The bistable switch we chose
Based mainly on the research published in 2012[2], we adopt bistable switch using serine integrases of bacteriophage origin. Similar bistable switch has also been applied in previous iGEM program (like 2012 KAIST team)The integrase can recognize attB and attP sites on a DNA sequence, invert the sequence between them, and generate two new sites attK and attR. Integrase with corresponding excisionase can recognize the generated sites and do similar operation which can change the sequence to its original state. The required attachment sites for serine integrases are merely around 50bp and the minimal sites for integrase bxb1 and its excisionase gp47 have been defined, which simplifies the system much.
How it works
Above is a brief model of how the adopted bistable switch works. The corresponding bxb1 integrase and gp47 excisionase we use here are Int and Xis. The SET signal, which is the expression of Int solely, can reverse the promoter between attB and attP sites, thus expressing the left hand side of the promoter; the expression of both Int and Xis, can recognize attL and attR, invert the promoter back to its previous orientation and turn on the expression of the right hand side.

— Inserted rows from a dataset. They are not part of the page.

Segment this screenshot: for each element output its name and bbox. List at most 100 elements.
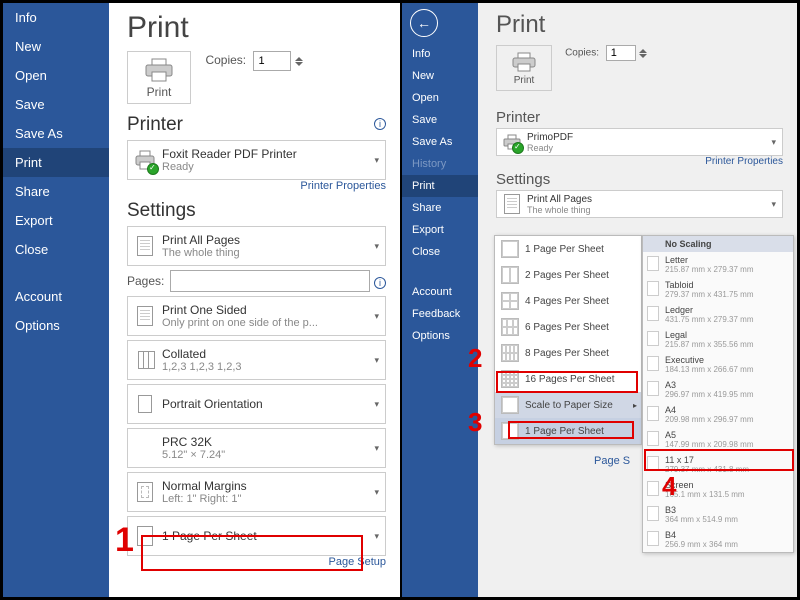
menu-item-scale-to-paper[interactable]: Scale to Paper Size▸ (495, 392, 641, 418)
flyout-item-tabloid[interactable]: Tabloid279.37 mm x 431.75 mm (643, 277, 793, 302)
flyout-item-b4[interactable]: B4256.9 mm x 364 mm (643, 527, 793, 552)
flyout-item-letter[interactable]: Letter215.87 mm x 279.37 mm (643, 252, 793, 277)
paper-size-selector[interactable]: PRC 32K5.12" × 7.24" ▾ (127, 428, 386, 468)
sidebar-item-info[interactable]: Info (402, 43, 478, 65)
pages-input[interactable] (170, 270, 370, 292)
menu-item-2pps[interactable]: 2 Pages Per Sheet (495, 262, 641, 288)
orientation-selector[interactable]: Portrait Orientation ▾ (127, 384, 386, 424)
submenu-arrow-icon: ▸ (633, 401, 637, 410)
sidebar-item-open[interactable]: Open (3, 61, 109, 90)
print-panel: Print Print Copies: i Printer Foxit Read… (109, 3, 400, 597)
page-title: Print (496, 11, 783, 39)
flyout-item-ledger[interactable]: Ledger431.75 mm x 279.37 mm (643, 302, 793, 327)
collate-icon (138, 351, 153, 369)
copies-input[interactable] (253, 51, 291, 71)
menu-item-16pps[interactable]: 16 Pages Per Sheet (495, 366, 641, 392)
print-range-selector[interactable]: Print All PagesThe whole thing ▾ (496, 190, 783, 218)
copies-label: Copies: (205, 53, 246, 67)
sided-selector[interactable]: Print One SidedOnly print on one side of… (127, 296, 386, 336)
sidebar-item-save[interactable]: Save (402, 109, 478, 131)
sidebar-item-options[interactable]: Options (402, 325, 478, 347)
margins-icon (137, 482, 153, 502)
document-icon (137, 236, 153, 256)
grid-4-icon (501, 292, 519, 310)
sidebar-item-saveas[interactable]: Save As (3, 119, 109, 148)
back-button[interactable]: ← (410, 9, 438, 37)
sidebar-item-history: History (402, 153, 478, 175)
right-screenshot: ← Info New Open Save Save As History Pri… (402, 3, 797, 597)
sidebar-item-export[interactable]: Export (402, 219, 478, 241)
back-arrow-icon: ← (417, 15, 431, 31)
menu-item-6pps[interactable]: 6 Pages Per Sheet (495, 314, 641, 340)
pages-per-sheet-menu: 1 Page Per Sheet 2 Pages Per Sheet 4 Pag… (494, 235, 642, 445)
flyout-item-a3[interactable]: A3296.97 mm x 419.95 mm (643, 377, 793, 402)
sidebar-item-save[interactable]: Save (3, 90, 109, 119)
page-title: Print (127, 11, 386, 45)
collate-selector[interactable]: Collated1,2,3 1,2,3 1,2,3 ▾ (127, 340, 386, 380)
menu-item-4pps[interactable]: 4 Pages Per Sheet (495, 288, 641, 314)
sidebar-item-print[interactable]: Print (402, 175, 478, 197)
copies-spinner[interactable] (295, 56, 307, 67)
margins-selector[interactable]: Normal MarginsLeft: 1" Right: 1" ▾ (127, 472, 386, 512)
print-button[interactable]: Print (127, 51, 191, 104)
print-button[interactable]: Print (496, 45, 552, 91)
flyout-item-legal[interactable]: Legal215.87 mm x 355.56 mm (643, 327, 793, 352)
printer-icon (511, 52, 537, 72)
sidebar-item-saveas[interactable]: Save As (402, 131, 478, 153)
printer-selector[interactable]: PrimoPDFReady ▾ (496, 128, 783, 156)
page-setup-link[interactable]: Page S (594, 455, 630, 467)
info-icon[interactable]: i (374, 118, 386, 130)
printer-heading: Printer (127, 114, 386, 136)
flyout-item-noscaling[interactable]: No Scaling (643, 236, 793, 252)
flyout-item-a4[interactable]: A4209.98 mm x 296.97 mm (643, 402, 793, 427)
copies-label: Copies: (565, 48, 599, 59)
sidebar-item-info[interactable]: Info (3, 3, 109, 32)
flyout-item-a5[interactable]: A5147.99 mm x 209.98 mm (643, 427, 793, 452)
printer-selector[interactable]: Foxit Reader PDF PrinterReady ▾ (127, 140, 386, 180)
pages-label: Pages: (127, 274, 164, 288)
sidebar-item-feedback[interactable]: Feedback (402, 303, 478, 325)
info-icon[interactable]: i (374, 277, 386, 289)
portrait-icon (138, 395, 152, 413)
document-icon (504, 194, 520, 214)
left-screenshot: Info New Open Save Save As Print Share E… (3, 3, 402, 597)
sidebar-item-options[interactable]: Options (3, 311, 109, 340)
sidebar-item-account[interactable]: Account (3, 282, 109, 311)
flyout-item-executive[interactable]: Executive184.13 mm x 266.67 mm (643, 352, 793, 377)
menu-item-1pps[interactable]: 1 Page Per Sheet (495, 236, 641, 262)
sidebar-item-close[interactable]: Close (402, 241, 478, 263)
menu-item-8pps[interactable]: 8 Pages Per Sheet (495, 340, 641, 366)
printer-heading: Printer (496, 109, 783, 126)
sidebar-item-print[interactable]: Print (3, 148, 109, 177)
sidebar-item-account[interactable]: Account (402, 281, 478, 303)
flyout-item-11x17[interactable]: 11 x 17279.37 mm x 431.8 mm (643, 452, 793, 477)
grid-6-icon (501, 318, 519, 336)
copies-input[interactable] (606, 45, 636, 61)
sidebar-item-share[interactable]: Share (402, 197, 478, 219)
grid-1-icon (501, 422, 519, 440)
sidebar-item-share[interactable]: Share (3, 177, 109, 206)
flyout-item-screen[interactable]: Screen165.1 mm x 131.5 mm (643, 477, 793, 502)
sidebar-item-open[interactable]: Open (402, 87, 478, 109)
paper-size-flyout: No Scaling Letter215.87 mm x 279.37 mm T… (642, 235, 794, 553)
copies-spinner[interactable] (639, 48, 651, 59)
sidebar-item-close[interactable]: Close (3, 235, 109, 264)
printer-icon (144, 58, 174, 82)
grid-1-icon (501, 240, 519, 258)
grid-2-icon (501, 266, 519, 284)
page-setup-link[interactable]: Page Setup (127, 556, 386, 568)
sidebar-item-export[interactable]: Export (3, 206, 109, 235)
ready-check-icon (512, 142, 524, 154)
menu-item-current-1pps[interactable]: 1 Page Per Sheet (495, 418, 641, 444)
sidebar-item-new[interactable]: New (3, 32, 109, 61)
pages-per-sheet-icon (137, 526, 153, 546)
settings-heading: Settings (127, 200, 386, 222)
print-range-selector[interactable]: Print All PagesThe whole thing ▾ (127, 226, 386, 266)
backstage-sidebar: Info New Open Save Save As Print Share E… (3, 3, 109, 597)
backstage-sidebar: ← Info New Open Save Save As History Pri… (402, 3, 478, 597)
flyout-item-b3[interactable]: B3364 mm x 514.9 mm (643, 502, 793, 527)
pages-per-sheet-selector[interactable]: 1 Page Per Sheet ▾ (127, 516, 386, 556)
sidebar-item-new[interactable]: New (402, 65, 478, 87)
printer-properties-link[interactable]: Printer Properties (127, 180, 386, 192)
printer-properties-link[interactable]: Printer Properties (496, 156, 783, 167)
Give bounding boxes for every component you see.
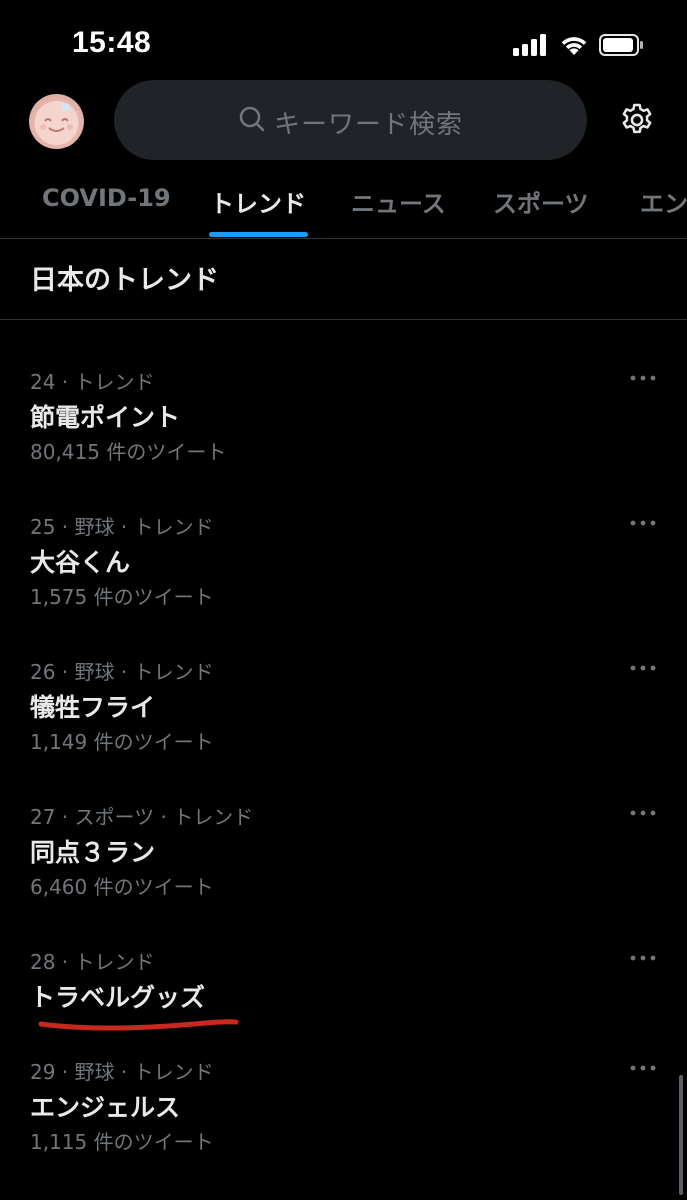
tab-divider: [0, 238, 687, 239]
trend-item[interactable]: 29 · 野球 · トレンド エンジェルス 1,115 件のツイート: [0, 1056, 687, 1186]
more-options-icon[interactable]: [629, 807, 657, 819]
status-icons: [513, 34, 643, 58]
signal-icon: [513, 34, 546, 56]
trend-meta: 24 · トレンド: [30, 370, 155, 394]
trend-name: 犠牲フライ: [30, 693, 156, 722]
more-options-icon[interactable]: [629, 1062, 657, 1074]
status-time: 15:48: [72, 26, 152, 59]
search-placeholder: キーワード検索: [274, 110, 464, 140]
more-options-icon[interactable]: [629, 372, 657, 384]
battery-icon: [599, 34, 643, 56]
trend-meta: 29 · 野球 · トレンド: [30, 1060, 214, 1084]
header: キーワード検索: [0, 80, 687, 162]
trend-meta: 27 · スポーツ · トレンド: [30, 805, 254, 829]
active-tab-indicator: [209, 232, 308, 237]
trend-name: エンジェルス: [30, 1093, 181, 1122]
avatar-face-icon: [34, 101, 79, 145]
trend-name: 同点３ラン: [30, 838, 156, 867]
trend-count: 1,149 件のツイート: [30, 730, 214, 754]
tab-bar: COVID-19 トレンド ニュース スポーツ エン: [0, 162, 687, 238]
trend-meta: 26 · 野球 · トレンド: [30, 660, 214, 684]
gear-icon[interactable]: [618, 101, 656, 139]
trend-meta: 28 · トレンド: [30, 950, 155, 974]
section-divider: [0, 319, 687, 320]
trend-item[interactable]: 27 · スポーツ · トレンド 同点３ラン 6,460 件のツイート: [0, 801, 687, 931]
trend-meta: 25 · 野球 · トレンド: [30, 515, 214, 539]
trend-count: 1,575 件のツイート: [30, 585, 214, 609]
more-options-icon[interactable]: [629, 662, 657, 674]
more-options-icon[interactable]: [629, 952, 657, 964]
trend-item[interactable]: 26 · 野球 · トレンド 犠牲フライ 1,149 件のツイート: [0, 656, 687, 786]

One problem of the system is that the ratio of Int and Xis could have rather large influences on the flip-flop effectiveness. If the background expression of Xis is relatively high, the SET process may not succeed and if Xis to Int ratio is low, the RESET process may also not accomplish enough, leading to a situation that two different sites exist in one cell. To overcome the problem, we adopt the method presented in the referred paper to add tags to Xis, decreasing its background expression.
References
[1]Gardner, T. S., Cantor, C. R. & Collins, J. J. Construction of a genetic toggle switch in Escherichia coli. Nature 403, 339-342 (2000).
[2]Bonnet, J., Subsoontorn, P. & Endy, D. Rewritable digital data storage in live cells via engineered control of recombination directionality. Proceedings of the National Academy of Sciences of the United States of America 109, 8884-8889, doi:10.1073/pnas.1202344109 (2012).